Benelli are hard to beat.


----------



## 43x (Mar 29, 2009)

Buy the one that fits you


----------



## uplandwaterdog (Apr 23, 2013)

I agree with 43x, buy the one that fits. I personally own the Benelli as my main gun but have a Beretta as a back up or for days when I looking for a little less recoil. I prefer where the safety is on the Beretta because I do not have to alter my hand position to take safety off(I'm 6'3" tall) but my Hunting Partner is 5'4" and has trouble taking the safety off. My wife runs the Maxus 3" version and loves it.
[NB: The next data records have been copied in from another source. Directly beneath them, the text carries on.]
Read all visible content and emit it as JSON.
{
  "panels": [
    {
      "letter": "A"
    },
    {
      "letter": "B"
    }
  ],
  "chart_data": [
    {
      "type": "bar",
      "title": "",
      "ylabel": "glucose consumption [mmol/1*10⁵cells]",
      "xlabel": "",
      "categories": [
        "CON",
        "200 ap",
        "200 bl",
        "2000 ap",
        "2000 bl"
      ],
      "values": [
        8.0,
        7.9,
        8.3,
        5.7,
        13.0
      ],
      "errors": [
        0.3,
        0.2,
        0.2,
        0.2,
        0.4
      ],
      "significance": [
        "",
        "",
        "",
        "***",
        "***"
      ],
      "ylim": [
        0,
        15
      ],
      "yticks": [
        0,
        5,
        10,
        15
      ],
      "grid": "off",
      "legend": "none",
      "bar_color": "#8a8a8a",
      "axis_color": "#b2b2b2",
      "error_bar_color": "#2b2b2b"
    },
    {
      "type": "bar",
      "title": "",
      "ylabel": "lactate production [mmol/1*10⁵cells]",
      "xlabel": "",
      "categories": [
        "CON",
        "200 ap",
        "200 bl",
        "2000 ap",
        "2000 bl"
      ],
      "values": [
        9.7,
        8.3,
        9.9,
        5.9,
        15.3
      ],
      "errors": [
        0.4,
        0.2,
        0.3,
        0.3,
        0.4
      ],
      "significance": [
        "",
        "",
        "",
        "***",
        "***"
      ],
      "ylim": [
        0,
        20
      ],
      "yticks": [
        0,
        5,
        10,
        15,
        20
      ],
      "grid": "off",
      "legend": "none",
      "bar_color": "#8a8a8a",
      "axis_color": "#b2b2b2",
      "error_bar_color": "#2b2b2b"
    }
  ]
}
No problems with any of the guns but when time to clean them thoroughly, prefer Benelli hands down!


----------



## Randy Moore (Aug 4, 2010)

A-400 Great gun.


----------



## Repaupo (Apr 28, 2005)

My Bennelli M2 is awesome. You should at least look at one.


----------



## ZAMM Retrievers (Oct 13, 2013)

I also have a SBE and love it. You wont regret it.


----------



## Jhall2 (Apr 21, 2014)

I have a new Browning A5 and absolutely love it. It's so light with the inertia system yet doesn't kick like a mule with heavy duck/goose loads. Have yet to have it jam on me and have shot at least 1000 rounds through it. I do a lot of clay shooting with low brass 8's and it cycles through them like a champ. Also I found when shouldering this gun it's much easier to get on target and stay on target with the A5 design. Plus it looks SWEET!!!


----------



## birdhunter66 (Jul 29, 2009)

I thought I would give you guys and update on what gun I purchased. Since my friend that owns a gun show sells at discount prices Benelli won't sell to him. He could have gotten me a Beretta A400 but he doesn't normally stock them and I really wanted to handle one before I bought it. So I looked at the Browning and Winchester shotguns. Long story short I went with the Browning Maxus in duck blind camo. I looked at the A5 in the store but it just didn't set up well for me with the hump but a very nice gun. I really liked the Winchester so much so that I bought a 20 gauge in duck blind camo Winchester at the same time. Browning and Winchester were giving 8% cash back if you bought a gun from them in April so it was too good of a deal to pass up. I think I will be happy with both and I know my wife will also enjoy shooting the Winchester 20 gauge. Thanks for your advice and help.


----------